Tuvo que hacer una zanja porque le rebalsa la cloaca hace dos años fuera de su vivienda

Se trata de un nuevo caso de un reclamo de un vecino que todavía no tiene solución en Río Gallegos.  “Viví en otros lugares y nunca pasé lo que ocurre acá, que a nadie le interese que rebalsen las cloacas”, indicó Alejandro del barrio Costanera Norte.
miércoles, 28 de noviembre de 2018 · 21:35

En diálogo con Radio Nuevo Día, Alejandro contó lo que le toca vivir en su vivienda por una red cloacal mal hecha, que terminó perjudicando su vida diaria.

“Viví en otras ciudades y nunca vi lo que ocurre acá, que a nadie le interese que rebalsen las cloacas,  que esté la calle cortada... una desidia total”, indicó.

Contó que la red cloacal se hizo hace 5 años y los primeros 2 funcionó bien porque el barrio tenía pocas casas, pero al crecer, desde hace 2 años la cloaca empezó a rebalsar en la boca de tormenta ubicada justo enfrente de su casa.

“La calle muy transitada, los que van al Industrial 6 llena de barro y olor, en Obras Públicas nos pelotearon siempre, mi vecino inició una demanda a la Municipalidad, nos cobraron el servicio de red 25 mil pesos aún cuando no lo utilizamos tuve que hacer un segundo pozo ciego porque no puedo usar la red cloacal”, aseguró.

Al brindar detalles de la situación, expresó: “Cuando la obra se inició se hizo mal, las pendientes no están bien hechas por eso tenemos retorno cuando la cloaca colapsa en Francisco Ramírez y Zapiola.
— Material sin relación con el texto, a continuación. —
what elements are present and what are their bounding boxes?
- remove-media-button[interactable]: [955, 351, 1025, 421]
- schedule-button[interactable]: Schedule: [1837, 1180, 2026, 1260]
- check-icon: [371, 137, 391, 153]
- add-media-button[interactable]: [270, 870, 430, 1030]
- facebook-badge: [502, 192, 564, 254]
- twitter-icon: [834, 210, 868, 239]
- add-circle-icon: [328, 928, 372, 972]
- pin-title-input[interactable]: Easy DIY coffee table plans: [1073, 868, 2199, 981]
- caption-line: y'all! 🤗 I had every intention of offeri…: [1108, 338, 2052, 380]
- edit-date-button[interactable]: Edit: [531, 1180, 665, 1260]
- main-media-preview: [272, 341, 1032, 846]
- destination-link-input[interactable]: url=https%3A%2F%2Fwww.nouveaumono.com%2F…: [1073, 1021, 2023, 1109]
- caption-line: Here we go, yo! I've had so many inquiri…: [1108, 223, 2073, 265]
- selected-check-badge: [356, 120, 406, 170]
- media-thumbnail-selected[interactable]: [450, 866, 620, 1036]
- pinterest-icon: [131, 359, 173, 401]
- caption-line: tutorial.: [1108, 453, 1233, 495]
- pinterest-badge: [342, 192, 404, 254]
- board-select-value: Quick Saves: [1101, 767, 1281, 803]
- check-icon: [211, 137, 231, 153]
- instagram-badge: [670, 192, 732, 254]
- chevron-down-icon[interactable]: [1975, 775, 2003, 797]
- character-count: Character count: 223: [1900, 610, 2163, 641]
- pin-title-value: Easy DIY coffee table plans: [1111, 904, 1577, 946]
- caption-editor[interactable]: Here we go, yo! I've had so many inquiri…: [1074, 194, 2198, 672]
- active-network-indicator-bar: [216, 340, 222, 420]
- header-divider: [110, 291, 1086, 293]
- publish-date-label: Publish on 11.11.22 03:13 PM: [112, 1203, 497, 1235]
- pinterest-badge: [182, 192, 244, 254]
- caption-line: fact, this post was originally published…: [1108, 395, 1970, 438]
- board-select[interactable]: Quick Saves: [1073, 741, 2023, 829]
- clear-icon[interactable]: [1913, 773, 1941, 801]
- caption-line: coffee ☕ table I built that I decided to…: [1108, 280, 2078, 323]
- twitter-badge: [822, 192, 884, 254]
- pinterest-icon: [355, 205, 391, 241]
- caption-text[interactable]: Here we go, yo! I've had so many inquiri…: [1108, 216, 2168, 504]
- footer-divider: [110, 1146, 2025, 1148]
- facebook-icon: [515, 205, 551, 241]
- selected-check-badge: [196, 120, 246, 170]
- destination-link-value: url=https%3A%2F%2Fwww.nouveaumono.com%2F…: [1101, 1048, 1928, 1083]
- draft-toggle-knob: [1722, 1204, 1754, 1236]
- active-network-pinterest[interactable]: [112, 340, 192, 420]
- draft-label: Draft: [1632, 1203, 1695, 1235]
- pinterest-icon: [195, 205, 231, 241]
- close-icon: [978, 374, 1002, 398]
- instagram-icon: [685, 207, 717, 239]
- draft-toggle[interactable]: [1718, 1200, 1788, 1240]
Los caños son de 200 mm son chicos para la cantidad de casas y el mantenimiento municipal es nulo, no pasan los chupa, los municipales trabajan sábado y domingo para cobrar las horas extra y el resto de la semana no vas a ver a nadie limpiando.”

SIN SOLUCION
Contó que él paga “barrido limpieza y servicios que no existen” y que el recolector de basura pasa una vez por semana, por lo que tuvo que sacar el canasto de basura y llevarla a otro lado.
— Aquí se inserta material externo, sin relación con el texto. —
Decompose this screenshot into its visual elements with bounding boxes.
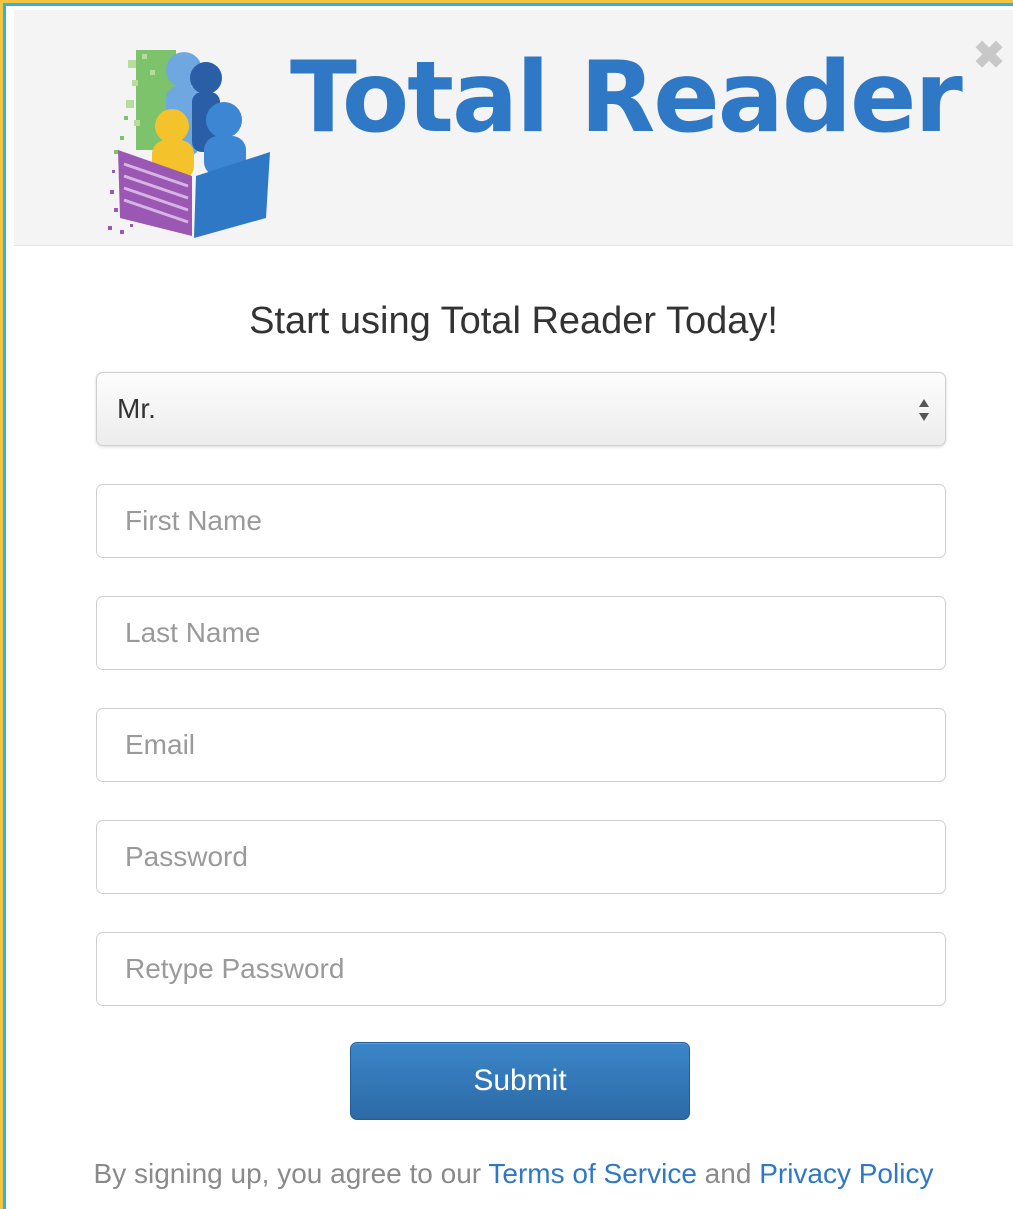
salutation-value: Mr. — [117, 393, 156, 424]
email-input[interactable] — [96, 708, 946, 782]
retype-password-input[interactable] — [96, 932, 946, 1006]
last-name-input[interactable] — [96, 596, 946, 670]
logo-wordmark: Total Reader — [290, 41, 963, 155]
signup-modal: Total Reader ✖ Start using Total Reader … — [14, 10, 1013, 1209]
terms-connector: and — [696, 1158, 760, 1189]
modal-header: Total Reader ✖ — [14, 10, 1013, 246]
terms-prefix: By signing up, you agree to our — [93, 1158, 489, 1189]
logo-icon — [108, 50, 270, 238]
salutation-select[interactable]: Mr. — [96, 372, 946, 446]
form-title: Start using Total Reader Today! — [249, 300, 778, 342]
password-input[interactable] — [96, 820, 946, 894]
close-icon[interactable]: ✖ — [969, 36, 1009, 76]
first-name-input[interactable] — [96, 484, 946, 558]
chevron-updown-icon — [919, 399, 929, 421]
privacy-policy-link[interactable]: Privacy Policy — [759, 1158, 933, 1189]
terms-notice: By signing up, you agree to our Terms of… — [14, 1158, 1013, 1190]
submit-button[interactable]: Submit — [350, 1042, 690, 1120]
terms-of-service-link[interactable]: Terms of Service — [488, 1158, 697, 1189]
“Llegó un momento que la boca de tormenta rebalsó tanto que ya estaba flojo el suelo, como sabemos el suelo de RG es blando, es barroso y había tanto tránsito que tuvimos que tomar la decisión de cortarla porque se estaba agrietando para que no ocurriera un accidente”, señaló y luego agregó: “Con una retro cortamos la calle e hicimos una enorme zanja hace tres meses, desde la fecha hasta hoy no se acercó ningún funcionario o empleado municipal, nadie a preguntarnos qué hicimos y por qué, varias veces llamé para que manden un camión Chupa y saquen los residuos sólidos pero nadie vino”.
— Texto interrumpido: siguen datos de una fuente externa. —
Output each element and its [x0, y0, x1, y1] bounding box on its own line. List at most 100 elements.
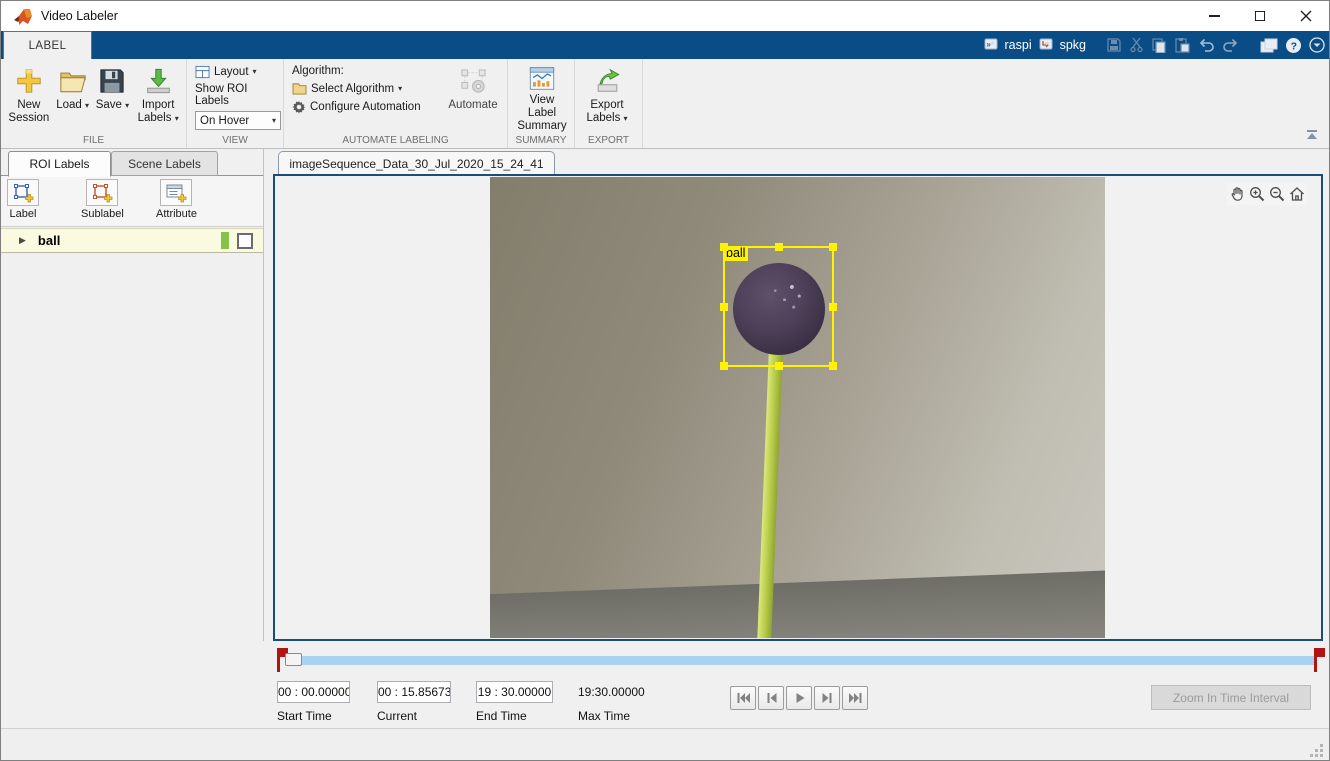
tab-label[interactable]: LABEL [3, 31, 92, 59]
configure-automation-button[interactable]: Configure Automation [292, 100, 440, 114]
load-icon [59, 68, 87, 94]
minimize-button[interactable] [1191, 1, 1237, 31]
step-forward-button[interactable] [814, 686, 840, 710]
new-session-button[interactable]: New Session [5, 61, 53, 133]
dropdown-caret: ▾ [272, 116, 276, 126]
max-time-value: 19:30.00000 [578, 685, 645, 699]
video-display[interactable]: ball [273, 174, 1323, 641]
quick-access-toolbar: » raspi spkg [984, 31, 1326, 59]
bbox-handle-w[interactable] [720, 303, 728, 311]
start-time-input[interactable] [277, 681, 350, 703]
ribbon-section-automate: Algorithm: Select Algorithm▾ Configure A… [284, 59, 508, 148]
svg-text:?: ? [1291, 40, 1297, 52]
bbox-handle-ne[interactable] [829, 243, 837, 251]
view-label-summary-label: View Label Summary [514, 94, 570, 133]
bbox-handle-nw[interactable] [720, 243, 728, 251]
ribbon-section-file: New Session Load ▾ Save ▾ Impo [1, 59, 187, 148]
pan-hand-icon[interactable] [1228, 185, 1246, 203]
save-button[interactable]: Save ▾ [93, 61, 133, 133]
ribbon-section-view: Layout▾ Show ROI Labels On Hover▾ VIEW [187, 59, 284, 148]
paste-icon[interactable] [1174, 37, 1190, 53]
export-labels-button[interactable]: Export Labels ▾ [579, 61, 635, 133]
dropdown-caret: ▾ [624, 114, 628, 123]
folder-icon [292, 82, 307, 95]
expand-arrow-icon[interactable]: ▶ [19, 235, 26, 246]
window-layout-icon[interactable] [1260, 38, 1278, 53]
gear-icon [292, 100, 306, 114]
import-labels-button[interactable]: Import Labels ▾ [132, 61, 184, 133]
timeline-scrubber-thumb[interactable] [285, 653, 302, 666]
cut-icon[interactable] [1129, 37, 1144, 53]
ribbon-tabstrip: LABEL » raspi spkg [1, 31, 1329, 59]
on-hover-dropdown[interactable]: On Hover▾ [195, 111, 281, 130]
add-sublabel-button[interactable]: Sublabel [81, 179, 124, 220]
bbox-handle-se[interactable] [829, 362, 837, 370]
close-button[interactable] [1283, 1, 1329, 31]
maximize-button[interactable] [1237, 1, 1283, 31]
resize-grip[interactable] [1309, 743, 1323, 757]
add-sublabel-icon [91, 182, 113, 204]
copy-icon[interactable] [1151, 37, 1167, 53]
step-back-button[interactable] [758, 686, 784, 710]
bbox-handle-s[interactable] [775, 362, 783, 370]
automate-label: Automate [448, 99, 497, 112]
add-sublabel-label: Sublabel [81, 208, 124, 220]
add-attribute-button[interactable]: Attribute [156, 179, 197, 220]
roi-list-item-ball[interactable]: ▶ ball [1, 228, 263, 253]
end-time-input[interactable] [476, 681, 553, 703]
collapse-ribbon-button[interactable] [1303, 130, 1321, 144]
view-label-summary-button[interactable]: View Label Summary [512, 61, 572, 133]
section-title-file: FILE [1, 135, 186, 146]
go-to-start-button[interactable] [730, 686, 756, 710]
select-algorithm-button[interactable]: Select Algorithm▾ [292, 82, 440, 95]
import-labels-icon [145, 67, 172, 95]
play-icon [791, 691, 808, 705]
ribbon: New Session Load ▾ Save ▾ Impo [1, 59, 1329, 149]
zoom-out-icon[interactable] [1268, 185, 1286, 203]
layout-icon [195, 65, 210, 79]
titlebar: Video Labeler [1, 1, 1329, 31]
step-back-icon [763, 691, 780, 705]
play-button[interactable] [786, 686, 812, 710]
image-overlay-toolbar [1227, 183, 1307, 205]
save-session-icon [99, 68, 125, 94]
rectangle-roi-icon [237, 233, 253, 249]
bbox-handle-n[interactable] [775, 243, 783, 251]
label-summary-icon [528, 65, 556, 92]
roi-color-swatch [221, 232, 229, 249]
bbox-handle-sw[interactable] [720, 362, 728, 370]
add-attribute-label: Attribute [156, 208, 197, 220]
home-icon[interactable] [1288, 185, 1306, 203]
current-time-label: Current [377, 709, 417, 723]
add-label-button[interactable]: Label [7, 179, 39, 220]
status-strip [1, 728, 1329, 761]
sequence-tab[interactable]: imageSequence_Data_30_Jul_2020_15_24_41 [278, 151, 555, 175]
roi-bounding-box[interactable]: ball [723, 246, 834, 367]
raspi-icon: » [984, 38, 1001, 53]
raspi-shortcut-button[interactable]: » raspi [984, 38, 1032, 53]
qat-more-icon[interactable] [1309, 37, 1325, 53]
go-to-end-button[interactable] [842, 686, 868, 710]
video-frame[interactable]: ball [490, 177, 1105, 638]
zoom-in-icon[interactable] [1248, 185, 1266, 203]
roi-labels-toolbar: Label Sublabel Attribute [1, 176, 263, 227]
redo-icon[interactable] [1222, 38, 1240, 53]
tab-scene-labels[interactable]: Scene Labels [111, 151, 218, 176]
maximize-icon [1255, 11, 1265, 21]
automate-button[interactable]: Automate [442, 61, 504, 133]
tab-roi-labels[interactable]: ROI Labels [8, 151, 111, 177]
current-time-input[interactable] [377, 681, 451, 703]
load-button[interactable]: Load ▾ [53, 61, 93, 133]
section-title-export: EXPORT [575, 135, 642, 146]
add-label-icon [12, 182, 34, 204]
new-session-icon [15, 67, 43, 95]
add-attribute-icon [165, 182, 187, 204]
bbox-handle-e[interactable] [829, 303, 837, 311]
help-icon[interactable]: ? [1285, 37, 1302, 54]
undo-icon[interactable] [1197, 38, 1215, 53]
layout-button[interactable]: Layout▾ [195, 65, 281, 79]
spkg-shortcut-button[interactable]: spkg [1039, 38, 1086, 53]
export-labels-icon [593, 67, 622, 95]
timeline-track[interactable] [288, 656, 1317, 665]
save-icon[interactable] [1106, 37, 1122, 53]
Además, contó que todo está certificado por escribano porque su vecino se ocupó: “Más allá que hace dos años que está rebalsando la cloaca, los perros se vuelven locos de la cantidad de lauchas que hay acá en el terreno. A nadie le interesa, viví en otros lugares y nunca vi lo que ocurre acá, que a nadie le interese que rebalsen las cloacas, que a nadie le interese que esté la calle cortada... una desidia total”.

Sobe el reclamo realizado, indicó: “La mayoría de las veces que fui estaban de ´paro o con asamblea pero otras veces me decían que no tenían los elementos necesarios para hacerlo, que tenían pocos vehículos para la limpieza y como las del centro tienen prioridad, yo que vivo lejos paso a segundo plano, los he tratado de inoperantes y me dieron la razón, aduciendo de que no pueden hacer nada.
“En esa grieta que se estaba formado cualquier auto podía volcar o romper el tren delantero, muy peligroso”, relató y agregó: “Yo ya no me podía bajar de mi auto porque era laguna y barro fétido. Tengo una bebé de un año y desde que nació estoy con el terreno de mi casa que destila permanentemente olor cloacal. Eso genera paranoia de sacarte los zapatos, que pienses que estás entrando toda la suciedad”.

Contó que los vecinos que tiene a dos cuadras son municipales, por lo que creyó que cuando vieran que cortó la calle porque no podía más, iban a tomar cartas en el asunto y ofrecerle alguna solución, pero no fue así y nadie le preguntó nada.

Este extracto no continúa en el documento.